Estava jantando, quando ele chegou. Com certeza, fazia uns três dias que não comia. Claudicava. Quase não conseguira subir o batente, para chegar até mim. Os olhos eram pidões: implorava algum alimento, qualquer que fosse.

Dei-lhe um bom pedaço de carne de sol. Comeu e pediu mais. Dei-lhe outro. Com certeza, era melhor do que os pedaços de osso que pinçava por entre os sacos de lixo, sobra dos sacos de supermercados.

Um amigo que estava comigo afirmou:

– Esse cachorro é jovem. Conheço-o. É de gente aqui da torre, que o abandonou. O pobre… só porque um carro o pegou.

Entendi, então. O meu novo amigo fora vítima de atropelamento. Um carro o pegou. Só agora percebi que, além de claudicar, era empenado. Era curvada a espinha dorsal. Por isso caíra, por duas vezes, quando tentara alcançar a minha mesa.

Olhei para o cão. Traços de um perdigueiro: as manchas denunciavam.

De súbito, o cão deixa a nossa mesa. Caminha, resoluto, para outra, de um pessoal que chegara num chevette. Foi incrível. O rabo balançava freneticamente, enquanto o pessoal da mesa tentava disfarçar. Mas o cão balançava, freneticamente, o rabo e foi, resoluto, em direção à mesa. Os ocupantes ainda quiseram enxotá-lo, mas o cão os olhava fixamente, com um olhar pidão; agora não mais carente de comida. Olhava como se pedisse um alento; um retorno ao lar antigo; um retorno ao aconchego do dono. O pessoal fez vista grossa, mas o amigo que estava comigo, não! Como bom interiorano, resolveu enfrentar a turma, que ignorava o pobre cão.

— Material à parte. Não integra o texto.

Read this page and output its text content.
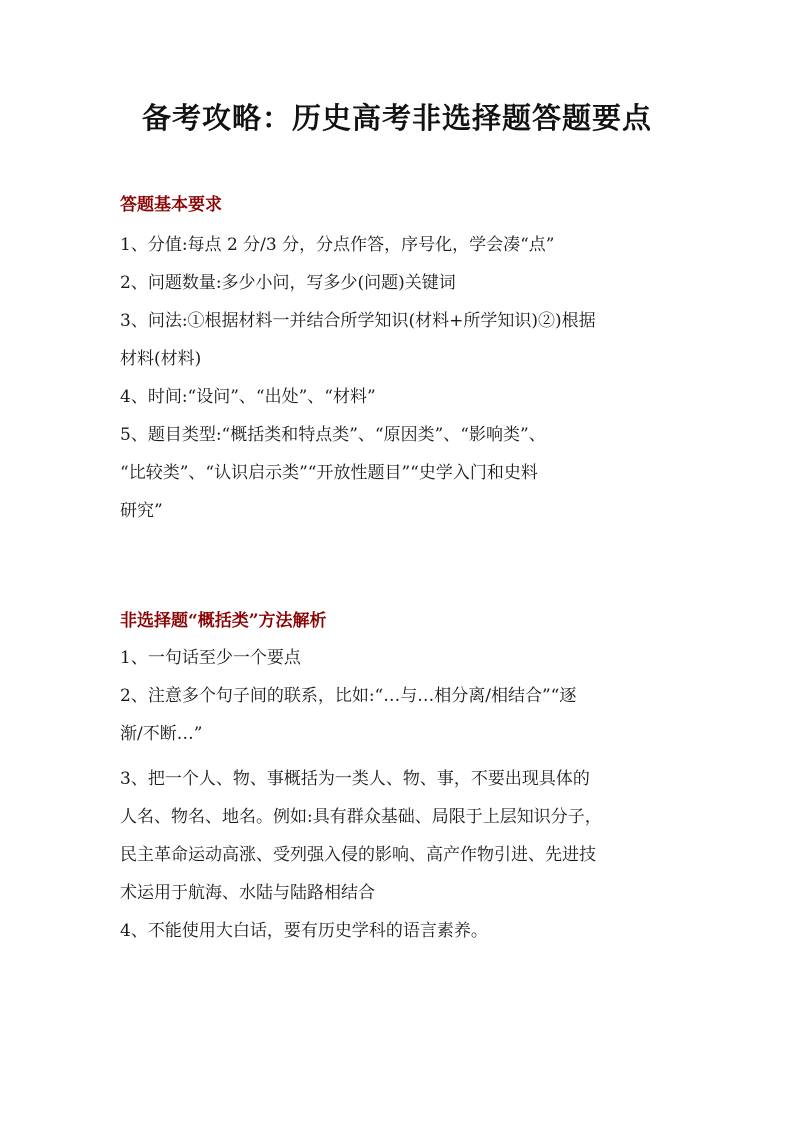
备考攻略：历史高考非选择题答题要点
答题基本要求
1、分值:每点 2 分/3 分，分点作答，序号化，学会凑“点”
2、问题数量:多少小问，写多少(问题)关键词
3、问法:①根据材料一并结合所学知识(材料+所学知识)②)根据
材料(材料)
4、时间:“设问”、“出处”、“材料”
5、题目类型:“概括类和特点类”、“原因类”、“影响类”、
“比较类”、“认识启示类”“开放性题目”“史学入门和史料
研究”
非选择题“概括类”方法解析
1、一句话至少一个要点
2、注意多个句子间的联系，比如:“…与…相分离/相结合”“逐
渐/不断…”
3、把一个人、物、事概括为一类人、物、事，不要出现具体的
人名、物名、地名。例如:具有群众基础、局限于上层知识分子，
民主革命运动高涨、受列强入侵的影响、高产作物引进、先进技
术运用于航海、水陆与陆路相结合
4、不能使用大白话，要有历史学科的语言素养。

– Oi, vem cá… Esse cachorro não é de vocês?

– Esse?

– Esse, sim. Não era o que vivia na casa de vocês?

– Era. Caçava com a gente.

– Pegava lambu?

– Não. Pegava quati. Cachorro bom, viu? Veloz. Não deixava escapar um…

E por que ele está assim?

– Ah, um carro pegou. A gente até levou para o médico, mas ele disse que não tinha mais jeito.

– Não tinha mais jeito, como? O cachorro não tá aí?

– Tá. Não tinha mais jeito para caçar.

Talvez envergonhada com nossas perguntas, a turma pede a conta.

O chevette sai. O cão cheira os pneus (por pouco não foi atropelado novamente). Os olhos estão dirigidos ao carro e o acompanham, até desaparecer da nossa visão. Os olhos estão fixos, brilhosos. E desta vez não é fome. É saudade.

Os ocupantes do veículo nem olham para trás…

O homem é, realmente, um animal.


* João Trindade | Publicada, originalmente, no extinto jornal O Norte, em 28 de agosto de 1999.